Dinner, as such, was not. Interrupted by sandwiches with sausage and tea / coffee without departing from jobs. Maksim remembered that there was a chicken in the fridge and it had to be cooked and eaten until it had deteriorated. But we decided that nothing would happen to her until the morning.
Midnight. Damir fastened the ability to play decisions to the visualizer: now you can feed him davar, and then follow the moves to keep track of what is happening on the board. True, so far we have no dawar, nothing to watch.
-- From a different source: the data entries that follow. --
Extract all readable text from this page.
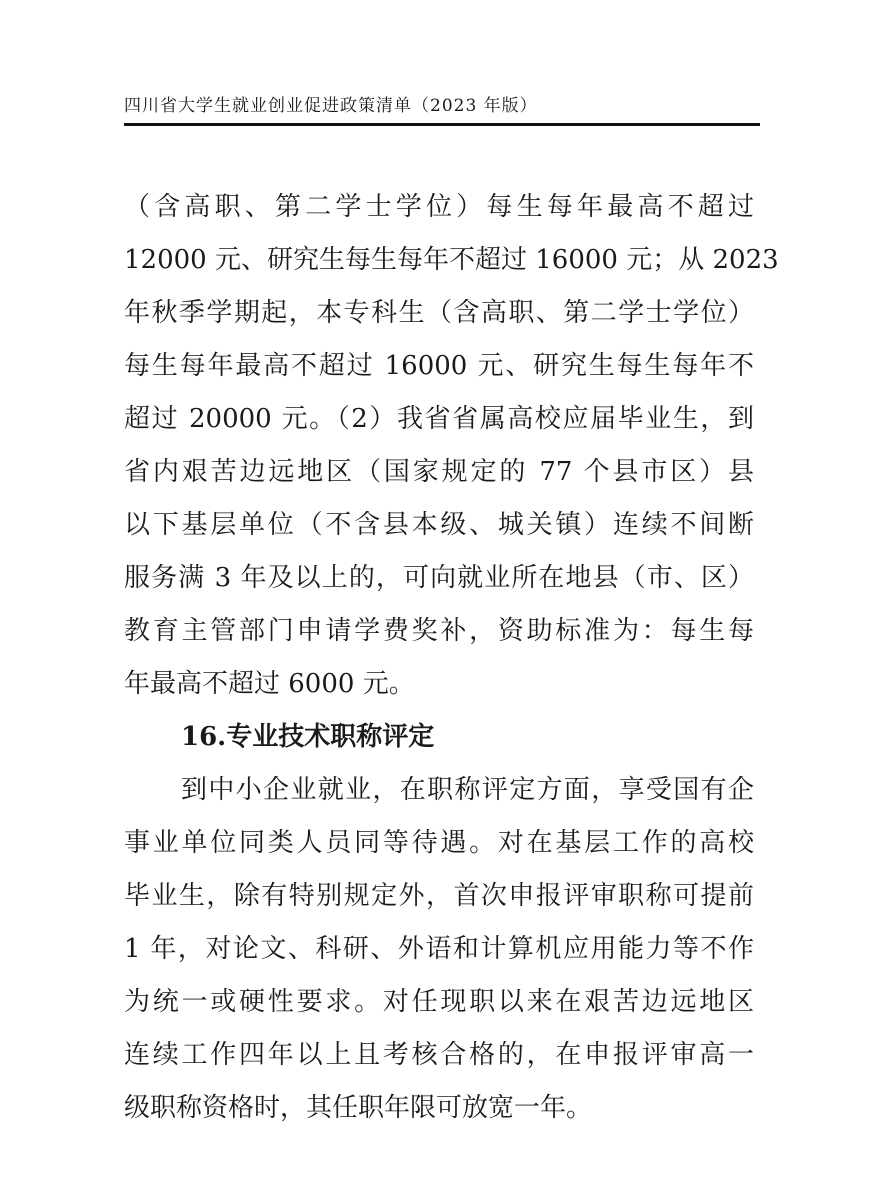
四川省大学生就业创业促进政策清单（2023 年版）
（含高职、第二学士学位）每生每年最高不超过
12000 元、研究生每生每年不超过 16000 元；从 2023
年秋季学期起，本专科生（含高职、第二学士学位）
每生每年最高不超过 16000 元、研究生每生每年不
超过 20000 元。（2）我省省属高校应届毕业生，到
省内艰苦边远地区（国家规定的 77 个县市区）县
以下基层单位（不含县本级、城关镇）连续不间断
服务满 3 年及以上的，可向就业所在地县（市、区）
教育主管部门申请学费奖补，资助标准为：每生每
年最高不超过 6000 元。
16.专业技术职称评定
到中小企业就业，在职称评定方面，享受国有企
事业单位同类人员同等待遇。对在基层工作的高校
毕业生，除有特别规定外，首次申报评审职称可提前
1 年，对论文、科研、外语和计算机应用能力等不作
为统一或硬性要求。对任现职以来在艰苦边远地区
连续工作四年以上且考核合格的，在申报评审高一
级职称资格时，其任职年限可放宽一年。
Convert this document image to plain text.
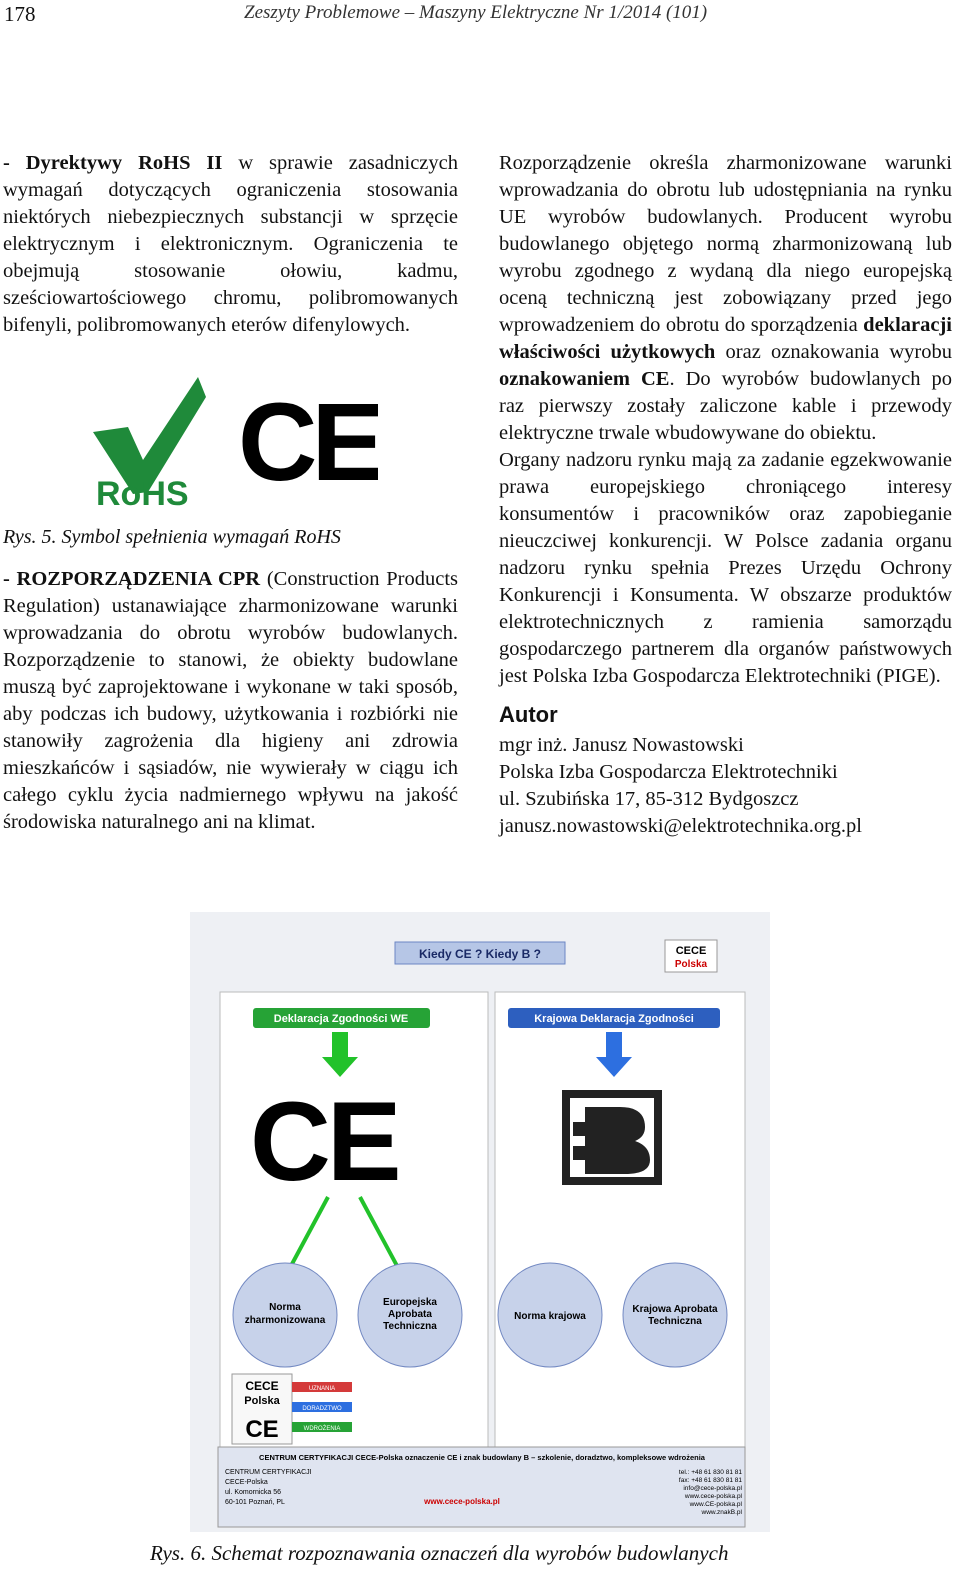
178	Zeszyty Problemowe – Maszyny Elektryczne Nr 1/2014 (101)

- Dyrektywy RoHS II w sprawie zasadniczych wymagań dotyczących ograniczenia stosowania niektórych niebezpiecznych substancji w sprzęcie elektrycznym i elektronicznym. Ograniczenia te obejmują stosowanie ołowiu, kadmu, sześciowartościowego chromu, polibromowanych bifenyli, polibromowanych eterów difenylowych.

RoHS CE
Rys. 5. Symbol spełnienia wymagań RoHS

- ROZPORZĄDZENIA CPR (Construction Products Regulation) ustanawiające zharmonizowane warunki wprowadzania do obrotu wyrobów budowlanych. Rozporządzenie to stanowi, że obiekty budowlane muszą być zaprojektowane i wykonane w taki sposób, aby podczas ich budowy, użytkowania i rozbiórki nie stanowiły zagrożenia dla higieny ani zdrowia mieszkańców i sąsiadów, nie wywierały w ciągu ich całego cyklu życia nadmiernego wpływu na jakość środowiska naturalnego ani na klimat.

Rozporządzenie określa zharmonizowane warunki wprowadzania do obrotu lub udostępniania na rynku UE wyrobów budowlanych. Producent wyrobu budowlanego objętego normą zharmonizowaną lub wyrobu zgodnego z wydaną dla niego europejską oceną techniczną jest zobowiązany przed jego wprowadzeniem do obrotu do sporządzenia deklaracji właściwości użytkowych oraz oznakowania wyrobu oznakowaniem CE. Do wyrobów budowlanych po raz pierwszy zostały zaliczone kable i przewody elektryczne trwale wbudowywane do obiektu.

Organy nadzoru rynku mają za zadanie egzekwowanie prawa europejskiego chroniącego interesy konsumentów i pracowników oraz zapobieganie nieuczciwej konkurencji. W Polsce zadania organu nadzoru rynku spełnia Prezes Urzędu Ochrony Konkurencji i Konsumenta. W obszarze produktów elektrotechnicznych z ramienia samorządu gospodarczego partnerem dla organów państwowych jest Polska Izba Gospodarcza Elektrotechniki (PIGE).

Autor

mgr inż. Janusz Nowastowski

Polska Izba Gospodarcza Elektrotechniki

ul. Szubińska 17, 85-312 Bydgoszcz

janusz.nowastowski@elektrotechnika.org.pl

Kiedy CE ? Kiedy B ?	CECE
Polska
Deklaracja Zgodności WE	Krajowa Deklaracja Zgodności
CE
Norma
zharmonizowana
Europejska
Aprobata
Techniczna
Norma krajowa
Krajowa Aprobata
Techniczna
CECE
Polska
CE
UZNANIA
DORADZTWO
WDROŻENIA
CENTRUM CERTYFIKACJI CECE-Polska oznaczenie CE i znak budowlany B – szkolenie, doradztwo, kompleksowe wdrożenia
CENTRUM CERTYFIKACJI
CECE-Polska
ul. Komornicka 56
60-101 Poznań, PL	www.cece-polska.pl
tel.: +48 61 830 81 81
fax: +48 61 830 81 81
info@cece-polska.pl
www.cece-polska.pl
www.CE-polska.pl
www.znakB.pl
Rys. 6. Schemat rozpoznawania oznaczeń dla wyrobów budowlanych
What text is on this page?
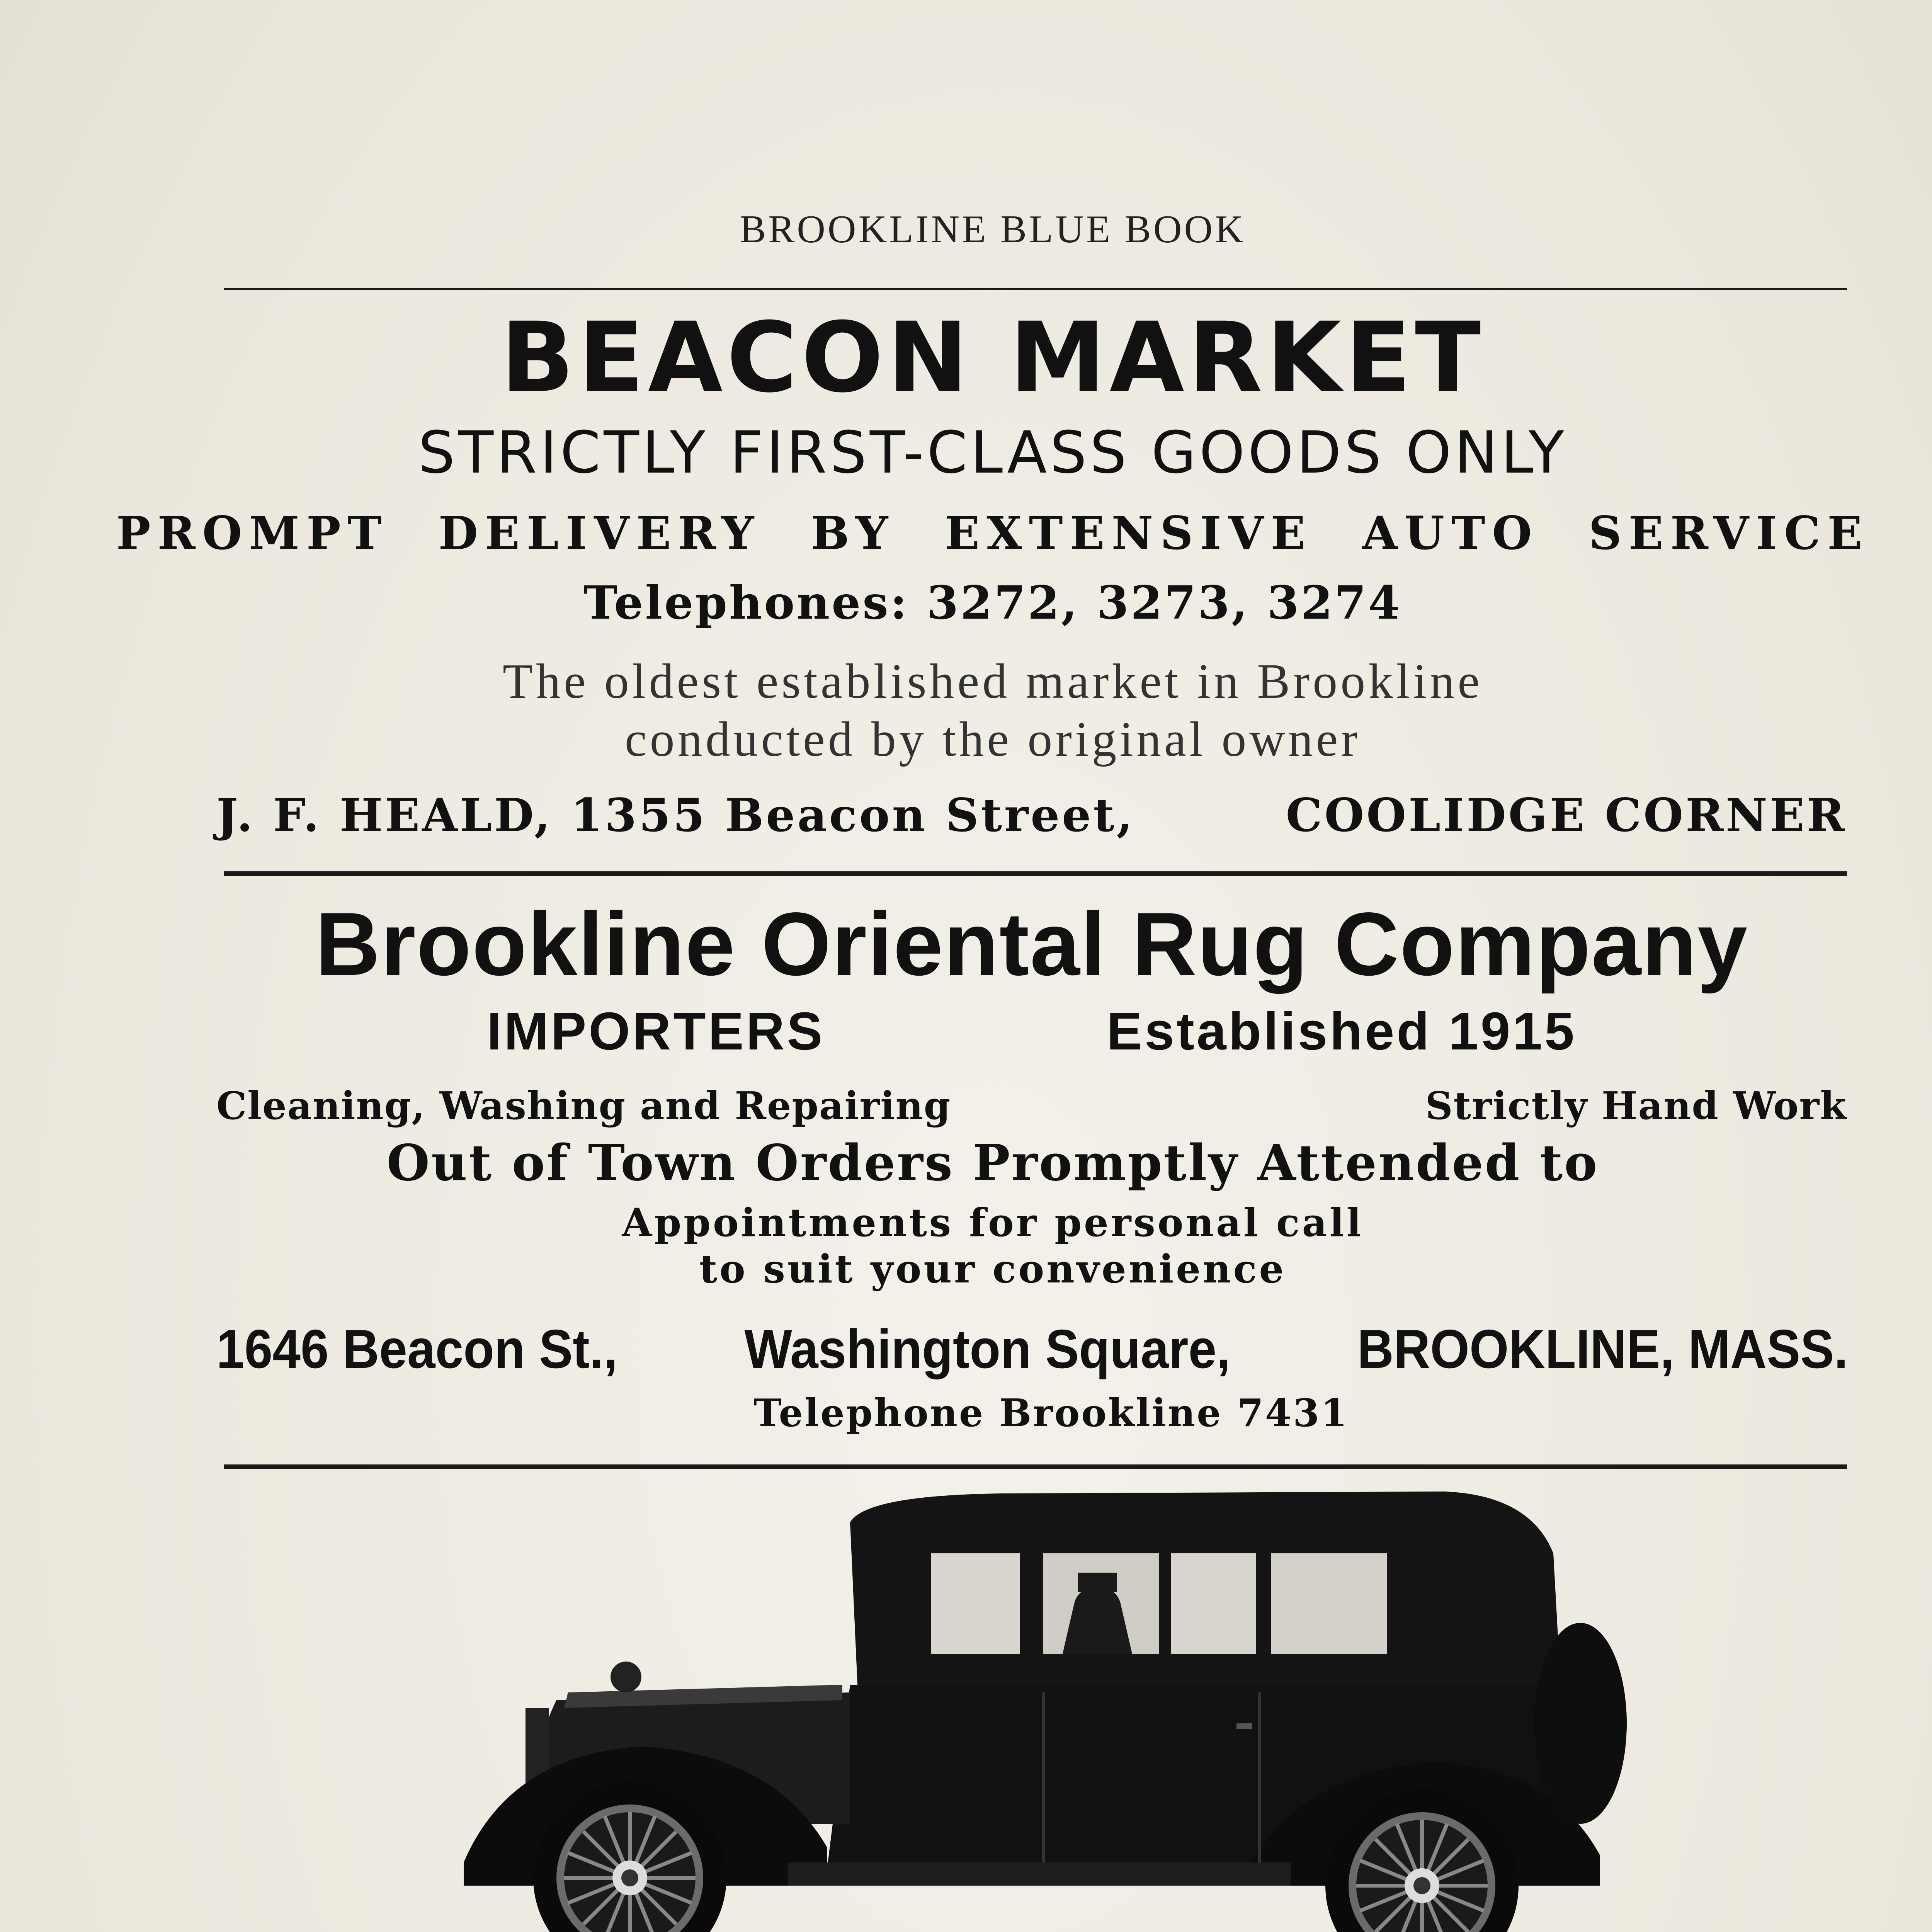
BROOKLINE BLUE BOOK
BEACON MARKET
STRICTLY FIRST-CLASS GOODS ONLY
PROMPT DELIVERY BY EXTENSIVE AUTO SERVICE
Telephones: 3272, 3273, 3274
The oldest established market in Brookline
conducted by the original owner
J. F. HEALD, 1355 Beacon Street,	COOLIDGE CORNER
Brookline Oriental Rug Company
IMPORTERS	Established 1915
Cleaning, Washing and Repairing	Strictly Hand Work
Out of Town Orders Promptly Attended to
Appointments for personal call
to suit your convenience
1646 Beacon St., Washington Square, BROOKLINE, MASS.
Telephone Brookline 7431
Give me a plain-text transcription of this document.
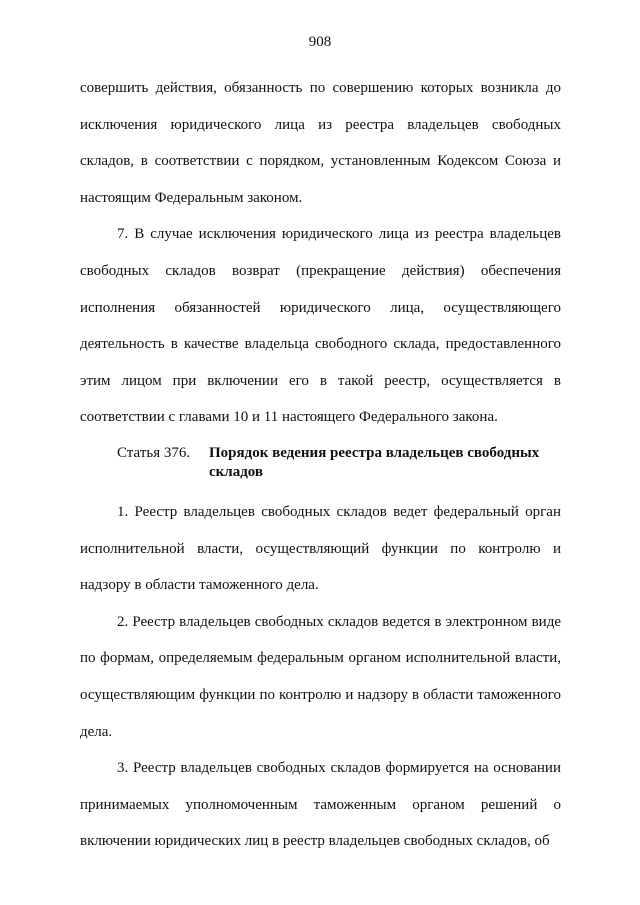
908

совершить действия, обязанность по совершению которых возникла до исключения юридического лица из реестра владельцев свободных складов, в соответствии с порядком, установленным Кодексом Союза и настоящим Федеральным законом.

7. В случае исключения юридического лица из реестра владельцев свободных складов возврат (прекращение действия) обеспечения исполнения обязанностей юридического лица, осуществляющего деятельность в качестве владельца свободного склада, предоставленного этим лицом при включении его в такой реестр, осуществляется в соответствии с главами 10 и 11 настоящего Федерального закона.

Статья 376.	Порядок ведения реестра владельцев свободных складов

1. Реестр владельцев свободных складов ведет федеральный орган исполнительной власти, осуществляющий функции по контролю и надзору в области таможенного дела.

2. Реестр владельцев свободных складов ведется в электронном виде по формам, определяемым федеральным органом исполнительной власти, осуществляющим функции по контролю и надзору в области таможенного дела.

3. Реестр владельцев свободных складов формируется на основании принимаемых уполномоченным таможенным органом решений о включении юридических лиц в реестр владельцев свободных складов, об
By 03:00, I added a code for finding all positions where you can stick a figure before “freezing”. Together with the sequence of commands that leads to this position. Maxim implemented all the basic operations on OCaml, fixing a couple of bugs in my code along the way. Damir added the ability to interactively control figures from the keyboard to the visualizer: now you can play this Tetris naturally! And save decisions.
Unfortunately, the game is not enough power - it's time to sleep. On this day we decided not to save on a dream.
Day 2. Episode 1: Lightning Division
We wake up around 11 o'clock in the morning. Morning coffee - and again for work.
Damir gets a library for working with JSON from the C ++ bins, I fasten it, add a pseudo-random number generator, stupid move choice heuristics (choose the one where the figure will end up below). And here it is - a solution that makes at least something is ready! There is a bit of testing, debugging and testing of qualification tests - and by 14:00 we have the first davar.
During this time, Damir also does not sit idle - pumps the visualizer, fixes bugs. Now it is possible to scroll back and forth decisions in it, including step by step. Maxim has been picking his OCaml solution all this time.
Dinner time. For dinner, the chicken is too lazy to cook, so we order two pizzas. Yes, and time, in fact, especially not - at 17:00 ends the so-called Lightning Division. This is a special nomination, in which decisions were made that were written in just a day, which solve something already without taking into account power-words. And I really wanted to send something there, especially since something was already on hand.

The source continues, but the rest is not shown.